The Royal International Pavilion was opened by Queen Elizabeth II in 1992. It provides the main venue for the annual Llangollen International Musical Eisteddfod, where musicians and dancers from across the world compete in a spirit of friendship and harmony.
The pavilion was designed by DY Davies Associates as a venue which could be expanded to accommodate the large Eisteddfod audiences, while at other times of the year providing a smaller auditorium for performances and other events. The building features an eye-catching main entrance, with offices and stage area enclosed in a structure clad with stone and roofed with slate. Canvas is used to enclose a grassed area for the larger Eisteddfod auditorium, retaining the atmosphere of the Eisteddfod’s original marquee. The pavilion is operated by Denbighshire County Council.
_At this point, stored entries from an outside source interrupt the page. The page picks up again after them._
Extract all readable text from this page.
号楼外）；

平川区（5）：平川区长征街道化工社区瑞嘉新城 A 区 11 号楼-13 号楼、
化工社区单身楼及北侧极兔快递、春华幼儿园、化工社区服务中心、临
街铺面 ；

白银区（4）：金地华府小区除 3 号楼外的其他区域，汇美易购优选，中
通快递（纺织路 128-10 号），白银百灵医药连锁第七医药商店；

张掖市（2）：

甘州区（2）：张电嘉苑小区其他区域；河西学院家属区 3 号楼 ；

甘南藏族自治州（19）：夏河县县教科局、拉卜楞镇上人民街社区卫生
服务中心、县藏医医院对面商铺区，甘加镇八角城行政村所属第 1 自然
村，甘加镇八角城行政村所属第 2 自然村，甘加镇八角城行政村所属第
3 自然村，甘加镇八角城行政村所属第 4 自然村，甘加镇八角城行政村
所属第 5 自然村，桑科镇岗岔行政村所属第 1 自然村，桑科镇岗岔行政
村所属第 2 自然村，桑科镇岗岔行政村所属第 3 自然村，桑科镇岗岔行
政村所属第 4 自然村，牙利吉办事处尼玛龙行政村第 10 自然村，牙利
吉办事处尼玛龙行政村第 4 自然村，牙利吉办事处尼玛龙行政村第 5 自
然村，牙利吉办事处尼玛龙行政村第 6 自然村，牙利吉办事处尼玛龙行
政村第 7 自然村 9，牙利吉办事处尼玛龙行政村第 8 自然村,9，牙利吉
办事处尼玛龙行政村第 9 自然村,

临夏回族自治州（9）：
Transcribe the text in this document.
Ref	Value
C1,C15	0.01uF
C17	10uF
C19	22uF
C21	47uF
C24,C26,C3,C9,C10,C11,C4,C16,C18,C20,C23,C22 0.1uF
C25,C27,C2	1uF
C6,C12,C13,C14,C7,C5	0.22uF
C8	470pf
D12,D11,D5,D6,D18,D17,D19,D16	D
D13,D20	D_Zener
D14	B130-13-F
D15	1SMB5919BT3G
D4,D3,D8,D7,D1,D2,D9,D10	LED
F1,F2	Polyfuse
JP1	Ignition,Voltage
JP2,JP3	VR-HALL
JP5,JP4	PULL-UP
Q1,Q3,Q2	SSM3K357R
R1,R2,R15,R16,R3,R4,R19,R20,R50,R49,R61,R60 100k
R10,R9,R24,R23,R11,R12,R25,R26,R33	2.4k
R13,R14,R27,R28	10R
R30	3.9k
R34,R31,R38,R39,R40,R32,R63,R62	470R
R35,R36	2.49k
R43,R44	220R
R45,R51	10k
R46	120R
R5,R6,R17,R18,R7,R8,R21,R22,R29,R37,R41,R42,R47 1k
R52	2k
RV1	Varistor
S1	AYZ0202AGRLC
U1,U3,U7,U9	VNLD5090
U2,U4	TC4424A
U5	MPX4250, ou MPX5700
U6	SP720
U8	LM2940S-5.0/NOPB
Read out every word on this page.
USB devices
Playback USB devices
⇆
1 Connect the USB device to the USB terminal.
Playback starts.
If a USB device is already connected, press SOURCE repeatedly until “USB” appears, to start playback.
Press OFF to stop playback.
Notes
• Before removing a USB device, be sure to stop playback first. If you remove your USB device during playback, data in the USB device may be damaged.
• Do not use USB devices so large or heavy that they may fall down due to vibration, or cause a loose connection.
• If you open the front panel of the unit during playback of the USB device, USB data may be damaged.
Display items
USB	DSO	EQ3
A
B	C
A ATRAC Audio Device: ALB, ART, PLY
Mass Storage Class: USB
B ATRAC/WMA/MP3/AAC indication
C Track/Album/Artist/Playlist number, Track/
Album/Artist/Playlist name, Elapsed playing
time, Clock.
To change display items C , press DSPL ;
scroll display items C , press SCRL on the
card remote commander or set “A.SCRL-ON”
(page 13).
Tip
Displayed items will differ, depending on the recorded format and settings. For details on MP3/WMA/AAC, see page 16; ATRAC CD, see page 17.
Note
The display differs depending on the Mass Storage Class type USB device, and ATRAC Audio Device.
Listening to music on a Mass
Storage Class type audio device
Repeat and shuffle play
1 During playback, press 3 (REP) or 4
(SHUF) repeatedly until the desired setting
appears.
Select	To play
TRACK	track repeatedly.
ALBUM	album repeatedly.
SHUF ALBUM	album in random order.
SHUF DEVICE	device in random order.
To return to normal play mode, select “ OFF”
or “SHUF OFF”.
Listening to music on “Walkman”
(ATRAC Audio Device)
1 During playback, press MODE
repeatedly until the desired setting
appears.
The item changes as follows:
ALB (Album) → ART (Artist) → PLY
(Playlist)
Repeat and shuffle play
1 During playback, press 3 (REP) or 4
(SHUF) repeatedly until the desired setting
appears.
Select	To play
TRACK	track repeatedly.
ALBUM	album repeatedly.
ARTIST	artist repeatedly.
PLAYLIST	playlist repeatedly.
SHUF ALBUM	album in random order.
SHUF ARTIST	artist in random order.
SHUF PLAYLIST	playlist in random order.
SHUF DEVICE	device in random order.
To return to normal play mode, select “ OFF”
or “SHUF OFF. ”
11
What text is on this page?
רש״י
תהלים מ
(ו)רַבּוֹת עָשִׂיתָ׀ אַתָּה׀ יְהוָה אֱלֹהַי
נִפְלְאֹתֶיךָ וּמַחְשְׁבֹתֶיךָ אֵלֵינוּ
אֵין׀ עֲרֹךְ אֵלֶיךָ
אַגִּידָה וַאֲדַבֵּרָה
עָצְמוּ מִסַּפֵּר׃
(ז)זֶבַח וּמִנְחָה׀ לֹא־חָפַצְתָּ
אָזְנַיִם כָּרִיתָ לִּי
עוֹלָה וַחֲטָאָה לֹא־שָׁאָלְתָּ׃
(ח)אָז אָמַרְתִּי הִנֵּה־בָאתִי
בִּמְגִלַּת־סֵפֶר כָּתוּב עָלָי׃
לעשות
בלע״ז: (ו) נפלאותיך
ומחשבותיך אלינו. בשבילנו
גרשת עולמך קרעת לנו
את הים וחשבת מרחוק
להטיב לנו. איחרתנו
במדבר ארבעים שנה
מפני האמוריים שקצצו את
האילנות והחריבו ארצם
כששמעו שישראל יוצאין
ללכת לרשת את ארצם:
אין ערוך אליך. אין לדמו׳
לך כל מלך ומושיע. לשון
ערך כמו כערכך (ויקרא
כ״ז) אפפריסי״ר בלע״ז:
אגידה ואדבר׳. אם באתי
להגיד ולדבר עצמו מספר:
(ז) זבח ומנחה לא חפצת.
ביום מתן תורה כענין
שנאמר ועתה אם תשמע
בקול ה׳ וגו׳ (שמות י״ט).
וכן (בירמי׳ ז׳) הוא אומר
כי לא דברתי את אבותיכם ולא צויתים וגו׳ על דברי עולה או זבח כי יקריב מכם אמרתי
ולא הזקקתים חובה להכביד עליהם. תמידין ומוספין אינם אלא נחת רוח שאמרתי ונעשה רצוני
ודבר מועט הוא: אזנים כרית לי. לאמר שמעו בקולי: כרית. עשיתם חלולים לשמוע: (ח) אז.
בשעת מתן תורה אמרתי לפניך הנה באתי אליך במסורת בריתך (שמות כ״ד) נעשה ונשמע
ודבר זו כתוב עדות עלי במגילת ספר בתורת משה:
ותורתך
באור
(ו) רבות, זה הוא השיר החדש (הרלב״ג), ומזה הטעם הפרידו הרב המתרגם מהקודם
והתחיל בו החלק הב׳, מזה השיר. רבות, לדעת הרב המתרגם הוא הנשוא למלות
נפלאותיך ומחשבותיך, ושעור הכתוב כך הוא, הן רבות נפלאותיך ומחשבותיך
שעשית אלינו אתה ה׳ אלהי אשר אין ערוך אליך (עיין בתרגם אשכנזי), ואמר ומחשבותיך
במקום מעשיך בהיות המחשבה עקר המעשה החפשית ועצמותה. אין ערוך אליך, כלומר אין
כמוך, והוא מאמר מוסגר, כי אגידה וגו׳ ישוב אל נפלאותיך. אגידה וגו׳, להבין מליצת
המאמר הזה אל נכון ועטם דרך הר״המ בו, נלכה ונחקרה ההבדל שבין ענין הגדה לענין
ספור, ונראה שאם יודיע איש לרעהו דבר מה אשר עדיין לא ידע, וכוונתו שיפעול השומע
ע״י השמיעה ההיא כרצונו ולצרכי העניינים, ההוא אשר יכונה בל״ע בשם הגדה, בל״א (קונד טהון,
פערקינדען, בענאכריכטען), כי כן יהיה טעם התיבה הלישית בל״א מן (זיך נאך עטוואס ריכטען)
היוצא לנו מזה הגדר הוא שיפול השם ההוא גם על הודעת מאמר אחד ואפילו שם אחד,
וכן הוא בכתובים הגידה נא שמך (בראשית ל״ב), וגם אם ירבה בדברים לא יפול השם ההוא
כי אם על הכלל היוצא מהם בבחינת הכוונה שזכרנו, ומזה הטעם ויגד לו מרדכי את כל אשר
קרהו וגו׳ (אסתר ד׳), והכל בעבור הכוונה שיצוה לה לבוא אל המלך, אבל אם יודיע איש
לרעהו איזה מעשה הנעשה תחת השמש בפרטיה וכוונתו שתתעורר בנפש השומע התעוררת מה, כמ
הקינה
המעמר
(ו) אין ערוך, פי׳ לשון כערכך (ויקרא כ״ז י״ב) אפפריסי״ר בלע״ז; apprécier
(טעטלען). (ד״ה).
The Eisteddfod was first held in 1947 as Wales’ response to the horrors of two world wars. The theory was that music is an international language, and bringing together people from countries around the world would foster tolerance, understanding and peace. More than 4,000 performers travel to Llangollen each July to compete in around 25 competitions. The experience of performing at Llangollen has inspired some contestants to follow musical careers including Luciano Pavarotti, who sang at Llangollen with his local choir from Modena in 1955.
The site is owned by the Eisteddfod, the building by the county council, with the Eisteddfod having the exclusive use of the site for one month per year.
The building was renovated a few years ago at a cost of £1.6 million.